Self-talk is exactly what you would think it would be – it is the quiet, internal dialogue you have with yourself. We all engage in self-talk, but interestingly some of us carry on positive, facilitative “discussions” (i.e. “Keep your head in the game!”) while others allow negative self-talk to take over (“I suck at this!!”). What you say to yourself can have dramatic consequences, and can really be the “fork in the road” when it comes to perseverance versus simply giving up.
Ironically, we have total control over what we “say” to ourselves, and depending on what we choose, the results can either be positive or negative. When you choose to engage in positive self-talk, you can expect your emotional state to improve, as well as your self-confidence.
Furthermore, when you are positive and feel good about your abilities, you are much more likely to play better – resulting in even more self-confidence! On the other hand, by saying nasty things to yourself, you are actually throwing your mind-body synchrony out of whack, resulting in more anxiety, more frustration, and more poor play.
Why Positive Self-Talk Works
Self-talk really helps because it allows you to focus on relevant things (i.e. what you need to do on the next play), as well as helps your mind and body get in synchrony with one another (leading to more automatic “muscle memory” reactions). Positive self-talk can help with focus (i.e. “I have to cover that man”), instruction (i.e. “Keep your head down”), and mood state (i.e. “Stay up!”).
While it may sound too simple to think that positive self-talk can help in all those areas, this really is the case! Self-talk is one of the most basic – yet very important – tools we can use to improve our performances – in sports and in life!
How to use Positive Self-Talk
• Positive self-talk can be used all the time! There really is no limit on how many good things you can say to yourself on a daily basis.
• Decide how to use positive self-talk based on your personal needs. For example, if you usually forget a mechanical aspect of your sport, you might choose to say a few things to help you remember the information during a game (i.e. “Watch the ball all the way to the glove”).
• If you catch yourself throwing a temper tantrum, or acting out in any negative way, it’s very likely that the self-talk you are engaging in is also negative and angry.
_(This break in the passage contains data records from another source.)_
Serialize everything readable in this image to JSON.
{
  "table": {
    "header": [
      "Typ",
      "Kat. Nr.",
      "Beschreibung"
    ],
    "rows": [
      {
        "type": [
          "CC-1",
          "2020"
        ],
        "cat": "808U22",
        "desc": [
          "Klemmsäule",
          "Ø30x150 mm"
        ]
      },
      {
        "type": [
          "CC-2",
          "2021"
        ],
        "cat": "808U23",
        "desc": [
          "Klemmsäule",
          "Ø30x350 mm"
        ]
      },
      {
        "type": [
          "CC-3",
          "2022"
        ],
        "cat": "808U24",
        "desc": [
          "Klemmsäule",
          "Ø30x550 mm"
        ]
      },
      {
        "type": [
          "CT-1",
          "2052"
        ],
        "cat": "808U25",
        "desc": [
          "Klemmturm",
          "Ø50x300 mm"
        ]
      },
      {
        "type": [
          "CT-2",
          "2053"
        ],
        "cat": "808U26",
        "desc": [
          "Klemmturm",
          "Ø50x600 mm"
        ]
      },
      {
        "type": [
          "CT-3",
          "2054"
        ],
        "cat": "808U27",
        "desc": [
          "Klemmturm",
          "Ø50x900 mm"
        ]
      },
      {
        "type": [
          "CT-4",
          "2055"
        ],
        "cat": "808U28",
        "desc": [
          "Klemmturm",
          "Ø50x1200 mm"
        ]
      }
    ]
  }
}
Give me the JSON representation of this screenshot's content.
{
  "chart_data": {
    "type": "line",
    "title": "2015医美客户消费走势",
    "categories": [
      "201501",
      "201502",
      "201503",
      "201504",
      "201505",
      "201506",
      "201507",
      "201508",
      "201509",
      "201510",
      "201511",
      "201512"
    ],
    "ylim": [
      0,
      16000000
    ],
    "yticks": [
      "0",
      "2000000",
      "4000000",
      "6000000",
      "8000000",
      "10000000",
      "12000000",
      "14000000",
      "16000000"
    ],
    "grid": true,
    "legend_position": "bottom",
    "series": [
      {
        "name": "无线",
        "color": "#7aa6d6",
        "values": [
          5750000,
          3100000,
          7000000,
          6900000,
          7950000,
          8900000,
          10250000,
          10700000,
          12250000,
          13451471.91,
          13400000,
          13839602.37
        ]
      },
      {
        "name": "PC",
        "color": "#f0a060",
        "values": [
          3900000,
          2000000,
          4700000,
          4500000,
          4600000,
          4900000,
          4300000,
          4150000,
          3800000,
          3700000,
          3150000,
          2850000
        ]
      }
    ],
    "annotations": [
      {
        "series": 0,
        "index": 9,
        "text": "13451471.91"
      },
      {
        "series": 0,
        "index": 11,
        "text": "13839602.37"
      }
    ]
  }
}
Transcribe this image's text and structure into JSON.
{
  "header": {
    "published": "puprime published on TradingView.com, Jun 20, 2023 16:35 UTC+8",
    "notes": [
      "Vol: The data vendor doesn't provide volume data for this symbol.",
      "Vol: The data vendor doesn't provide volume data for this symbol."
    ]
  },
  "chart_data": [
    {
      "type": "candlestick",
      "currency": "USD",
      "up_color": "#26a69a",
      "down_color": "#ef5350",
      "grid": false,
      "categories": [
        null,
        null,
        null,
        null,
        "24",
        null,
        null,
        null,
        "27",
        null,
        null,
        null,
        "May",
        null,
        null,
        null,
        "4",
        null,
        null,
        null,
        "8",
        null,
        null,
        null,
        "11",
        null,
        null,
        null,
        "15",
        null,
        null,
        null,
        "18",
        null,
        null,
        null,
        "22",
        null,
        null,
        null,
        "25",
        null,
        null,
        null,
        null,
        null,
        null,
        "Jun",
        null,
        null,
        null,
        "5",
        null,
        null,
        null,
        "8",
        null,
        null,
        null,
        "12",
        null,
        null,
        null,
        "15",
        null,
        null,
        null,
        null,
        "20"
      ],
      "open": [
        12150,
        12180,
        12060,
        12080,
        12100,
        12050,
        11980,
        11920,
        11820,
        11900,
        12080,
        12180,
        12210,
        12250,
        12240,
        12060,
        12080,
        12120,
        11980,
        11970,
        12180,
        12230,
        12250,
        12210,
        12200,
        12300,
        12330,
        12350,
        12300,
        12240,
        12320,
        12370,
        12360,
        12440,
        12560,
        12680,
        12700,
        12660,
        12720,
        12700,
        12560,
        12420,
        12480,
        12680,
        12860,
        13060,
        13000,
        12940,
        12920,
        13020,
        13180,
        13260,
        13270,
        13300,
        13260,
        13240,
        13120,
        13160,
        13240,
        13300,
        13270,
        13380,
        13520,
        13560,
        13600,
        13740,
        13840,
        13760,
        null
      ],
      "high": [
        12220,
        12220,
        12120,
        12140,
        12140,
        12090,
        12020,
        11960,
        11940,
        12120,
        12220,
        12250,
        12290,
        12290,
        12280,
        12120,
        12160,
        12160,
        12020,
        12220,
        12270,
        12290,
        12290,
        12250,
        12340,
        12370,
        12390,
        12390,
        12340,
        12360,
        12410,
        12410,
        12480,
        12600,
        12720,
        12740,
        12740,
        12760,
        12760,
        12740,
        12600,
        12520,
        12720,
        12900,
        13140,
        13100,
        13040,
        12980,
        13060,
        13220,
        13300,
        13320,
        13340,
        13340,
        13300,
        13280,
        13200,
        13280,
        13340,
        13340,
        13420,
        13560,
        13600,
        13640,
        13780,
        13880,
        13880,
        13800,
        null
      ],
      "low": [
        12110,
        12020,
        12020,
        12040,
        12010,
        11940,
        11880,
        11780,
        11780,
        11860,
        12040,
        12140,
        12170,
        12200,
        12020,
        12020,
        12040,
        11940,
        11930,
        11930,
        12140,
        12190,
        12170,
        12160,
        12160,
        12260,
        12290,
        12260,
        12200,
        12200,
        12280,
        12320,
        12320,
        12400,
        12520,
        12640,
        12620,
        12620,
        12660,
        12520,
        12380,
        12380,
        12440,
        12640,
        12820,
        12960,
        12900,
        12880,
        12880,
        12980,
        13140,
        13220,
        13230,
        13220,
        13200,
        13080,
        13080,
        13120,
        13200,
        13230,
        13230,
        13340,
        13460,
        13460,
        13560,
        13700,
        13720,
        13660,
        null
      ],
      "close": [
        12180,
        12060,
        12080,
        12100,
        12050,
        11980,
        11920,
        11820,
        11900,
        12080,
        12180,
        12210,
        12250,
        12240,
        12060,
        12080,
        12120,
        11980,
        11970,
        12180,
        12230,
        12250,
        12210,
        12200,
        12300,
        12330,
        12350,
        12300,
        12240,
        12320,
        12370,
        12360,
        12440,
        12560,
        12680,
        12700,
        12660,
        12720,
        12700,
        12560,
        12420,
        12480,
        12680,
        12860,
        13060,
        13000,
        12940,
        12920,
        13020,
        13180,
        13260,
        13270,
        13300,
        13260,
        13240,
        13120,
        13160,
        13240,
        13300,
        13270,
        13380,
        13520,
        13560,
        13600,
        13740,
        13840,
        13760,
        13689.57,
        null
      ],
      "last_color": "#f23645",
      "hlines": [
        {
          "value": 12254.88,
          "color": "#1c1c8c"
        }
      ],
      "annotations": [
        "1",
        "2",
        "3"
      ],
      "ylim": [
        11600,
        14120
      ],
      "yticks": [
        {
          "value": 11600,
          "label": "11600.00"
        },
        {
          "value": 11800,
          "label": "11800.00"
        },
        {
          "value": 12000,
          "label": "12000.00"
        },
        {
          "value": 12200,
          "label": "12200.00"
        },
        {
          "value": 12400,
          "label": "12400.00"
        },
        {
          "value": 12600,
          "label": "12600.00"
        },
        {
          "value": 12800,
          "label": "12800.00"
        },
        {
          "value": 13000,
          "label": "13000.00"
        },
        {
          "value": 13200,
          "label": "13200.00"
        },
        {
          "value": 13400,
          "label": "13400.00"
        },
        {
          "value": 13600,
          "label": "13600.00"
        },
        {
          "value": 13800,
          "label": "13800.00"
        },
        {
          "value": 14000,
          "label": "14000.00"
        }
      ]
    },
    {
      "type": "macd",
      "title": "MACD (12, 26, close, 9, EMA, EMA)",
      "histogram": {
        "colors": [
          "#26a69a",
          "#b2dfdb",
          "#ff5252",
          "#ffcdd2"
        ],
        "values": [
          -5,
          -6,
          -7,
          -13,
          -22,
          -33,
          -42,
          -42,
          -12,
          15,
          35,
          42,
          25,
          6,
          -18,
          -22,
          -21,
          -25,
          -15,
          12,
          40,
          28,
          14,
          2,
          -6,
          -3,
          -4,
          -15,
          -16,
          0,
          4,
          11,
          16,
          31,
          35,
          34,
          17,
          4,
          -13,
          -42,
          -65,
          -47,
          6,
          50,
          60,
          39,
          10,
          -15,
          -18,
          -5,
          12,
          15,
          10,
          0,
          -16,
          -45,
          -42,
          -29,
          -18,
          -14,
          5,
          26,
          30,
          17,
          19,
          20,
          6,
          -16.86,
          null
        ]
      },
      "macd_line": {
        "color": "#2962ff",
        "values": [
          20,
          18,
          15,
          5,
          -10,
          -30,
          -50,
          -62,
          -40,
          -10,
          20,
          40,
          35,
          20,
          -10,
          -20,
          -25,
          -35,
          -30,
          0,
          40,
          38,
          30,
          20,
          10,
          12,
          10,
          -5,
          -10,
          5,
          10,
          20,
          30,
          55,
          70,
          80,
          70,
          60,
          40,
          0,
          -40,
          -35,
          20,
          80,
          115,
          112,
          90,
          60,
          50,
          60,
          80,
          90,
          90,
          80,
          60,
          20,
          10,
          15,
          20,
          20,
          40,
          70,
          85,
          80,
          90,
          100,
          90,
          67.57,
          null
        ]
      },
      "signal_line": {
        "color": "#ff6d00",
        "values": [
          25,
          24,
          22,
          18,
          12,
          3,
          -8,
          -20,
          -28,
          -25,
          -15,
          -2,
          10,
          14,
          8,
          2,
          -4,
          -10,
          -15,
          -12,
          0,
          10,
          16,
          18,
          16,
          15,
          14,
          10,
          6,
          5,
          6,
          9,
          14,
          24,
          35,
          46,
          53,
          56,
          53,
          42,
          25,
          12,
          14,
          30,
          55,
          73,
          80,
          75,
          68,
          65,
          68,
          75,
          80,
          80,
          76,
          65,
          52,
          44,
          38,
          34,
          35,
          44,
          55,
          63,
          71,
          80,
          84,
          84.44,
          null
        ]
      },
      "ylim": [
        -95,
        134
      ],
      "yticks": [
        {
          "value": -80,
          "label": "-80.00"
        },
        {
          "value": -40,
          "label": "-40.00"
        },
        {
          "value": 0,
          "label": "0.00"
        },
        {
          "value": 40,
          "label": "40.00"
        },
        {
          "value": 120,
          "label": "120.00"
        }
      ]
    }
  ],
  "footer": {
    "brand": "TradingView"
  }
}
Throw down a challenge to yourself to immediately change this way of reacting and instead tell yourself something positive and inspiring – the result will be a much better mindset for the next play.
• Remember, positive self-talk is free and easy to use! Sometimes in life we search for bigger answers to our problems, when in reality simple things (like regular positive self-talk) can make all the difference in the world!